I am pressed against passion and infinitely aching and craving. I feel like I am going to go crazy. I want to call him. I want to tell him that I want to be consumed by him. I want to feel like a woman that I once knew. This fire is still burning in me and it needs to be quenched!!!!!!!!!!!!!!!!!
But then again, I don’t want to call him or him or that other him. (Hey, a girl can have choices.) I want a new him. A new man. It would be new and exciting. The unknown about him is sexy. The way I imagine him kissing me would be sexy. They way he would conjure the beast (yeah, I said beast) inside of me is sexy.

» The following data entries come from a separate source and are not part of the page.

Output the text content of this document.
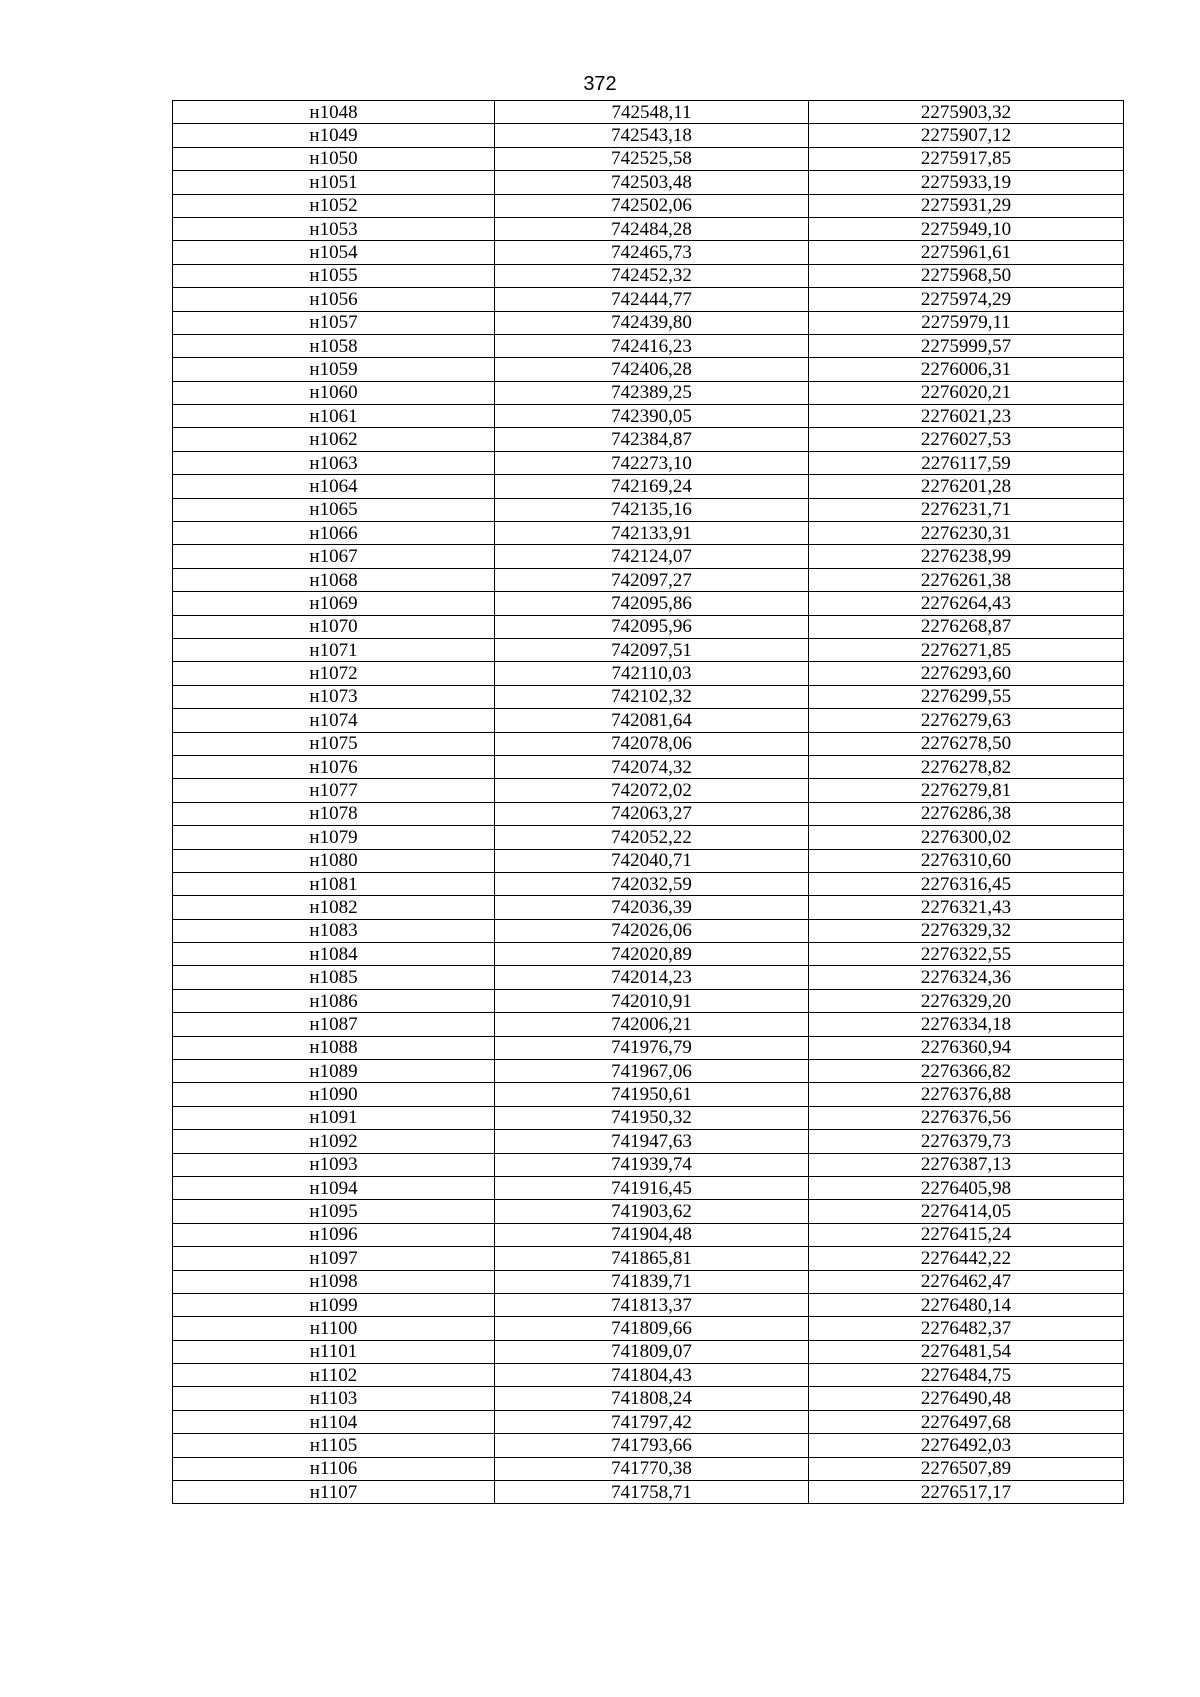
372
н1048	742548,11	2275903,32
н1049	742543,18	2275907,12
н1050	742525,58	2275917,85
н1051	742503,48	2275933,19
н1052	742502,06	2275931,29
н1053	742484,28	2275949,10
н1054	742465,73	2275961,61
н1055	742452,32	2275968,50
н1056	742444,77	2275974,29
н1057	742439,80	2275979,11
н1058	742416,23	2275999,57
н1059	742406,28	2276006,31
н1060	742389,25	2276020,21
н1061	742390,05	2276021,23
н1062	742384,87	2276027,53
н1063	742273,10	2276117,59
н1064	742169,24	2276201,28
н1065	742135,16	2276231,71
н1066	742133,91	2276230,31
н1067	742124,07	2276238,99
н1068	742097,27	2276261,38
н1069	742095,86	2276264,43
н1070	742095,96	2276268,87
н1071	742097,51	2276271,85
н1072	742110,03	2276293,60
н1073	742102,32	2276299,55
н1074	742081,64	2276279,63
н1075	742078,06	2276278,50
н1076	742074,32	2276278,82
н1077	742072,02	2276279,81
н1078	742063,27	2276286,38
н1079	742052,22	2276300,02
н1080	742040,71	2276310,60
н1081	742032,59	2276316,45
н1082	742036,39	2276321,43
н1083	742026,06	2276329,32
н1084	742020,89	2276322,55
н1085	742014,23	2276324,36
н1086	742010,91	2276329,20
н1087	742006,21	2276334,18
н1088	741976,79	2276360,94
н1089	741967,06	2276366,82
н1090	741950,61	2276376,88
н1091	741950,32	2276376,56
н1092	741947,63	2276379,73
н1093	741939,74	2276387,13
н1094	741916,45	2276405,98
н1095	741903,62	2276414,05
н1096	741904,48	2276415,24
н1097	741865,81	2276442,22
н1098	741839,71	2276462,47
н1099	741813,37	2276480,14
н1100	741809,66	2276482,37
н1101	741809,07	2276481,54
н1102	741804,43	2276484,75
н1103	741808,24	2276490,48
н1104	741797,42	2276497,68
н1105	741793,66	2276492,03
н1106	741770,38	2276507,89
н1107	741758,71	2276517,17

But wait a minute? Would this be backtracking for me? Shouldn’t I be strong and rise above from meaningless sexual relationships and/or one night stands? Yeah, one could suppose.
This is honestly killing me. I went to a Kem concert last week and while his was gave his testimony on how God was good, I stared at his crouch and wondered how good it was. I saw this half naked man going for a run and nearly broke my neck looking at him. I smelled some dude when he didn’t notice it. I got my car inspection sticker and imagined that the always shy and soft spoken mechanic would whisper dirty things in my ear and unleash his freak nastiness upon me. The “Sex Therapy” video/song by Robin Thicke gets me excited. Eating a banana. Everything is reminding me of how horny I am.
Masturbation is great. The toys are great. I know how to get my rocks off perfectly. But it’s just something about a strong, well endowed, and sexually aggressive man making my toes curl and making me scream out his name disregarding the neighbors and releasing my inhibitions. Sweat. Pinned down. Begging for him to stop but not really meaning it. Getting bitten softly all over my body. Vice versa. Taking him into my mouth. Vice versa. Getting spanked. Sucking my toes. Orgasm after orgasm…
Um…anywho…whew! I had to let that out! I’m off to take a cold shower and get into my bed!